Bald darauf löste er sich auch schon wieder und meiner Meinung nach war es viel zu schnell. Seine Stirn lag an meiner.
"Hast du also meine Freundin benutzt, nur um dir zu versichern, dass du in mich verliebt bist?" Es war fies. Gemein. Etwas, was man nicht hätte durchgehen lassen sollen.
"Benutzt klingt so, als hätte ich böse Absichten gehabt...doch das hatte ich ja gar nicht, oder?" Doch ich ließ es durchgehen, weil ich mich verdammt noch mal in diesen Jungen verliebt hatte.

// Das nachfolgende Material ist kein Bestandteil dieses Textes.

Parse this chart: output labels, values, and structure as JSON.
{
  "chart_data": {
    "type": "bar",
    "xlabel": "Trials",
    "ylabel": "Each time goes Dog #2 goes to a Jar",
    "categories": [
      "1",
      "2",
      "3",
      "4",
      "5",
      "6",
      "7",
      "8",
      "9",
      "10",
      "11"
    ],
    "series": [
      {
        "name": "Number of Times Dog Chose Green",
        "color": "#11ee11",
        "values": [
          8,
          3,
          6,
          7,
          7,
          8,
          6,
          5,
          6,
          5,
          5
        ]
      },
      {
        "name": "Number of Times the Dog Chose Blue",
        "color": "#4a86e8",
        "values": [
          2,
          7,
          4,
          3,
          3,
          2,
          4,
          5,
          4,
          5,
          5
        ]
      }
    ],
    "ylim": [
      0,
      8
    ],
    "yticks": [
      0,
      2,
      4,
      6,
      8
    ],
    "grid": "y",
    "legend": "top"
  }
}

"Einigen wir uns darauf, dass du einfach einen großen Fehler gemacht und dich noch rechtzeitig selbst zur Vernunft gebracht hast", sagte ich. Die ganze Zeit über sahen wir uns tief in die Augen. Seine funkelten so überaus hell und einfach nur einzigartig.
"Einverstanden." Nachdem er dies gesagt hatte, legte dieses Mal ich meine Lippen auf seine und küsste ihn somit. Wieder begann ein Feuerwerk in mir, jedoch war es sehr erleichternd und ich wollte gar nicht daran denken, meinen neuen Freundinnen vorzuspielen, Leonardo immer noch kaum zu kennen und ihn wegen Lia schief anzusehen.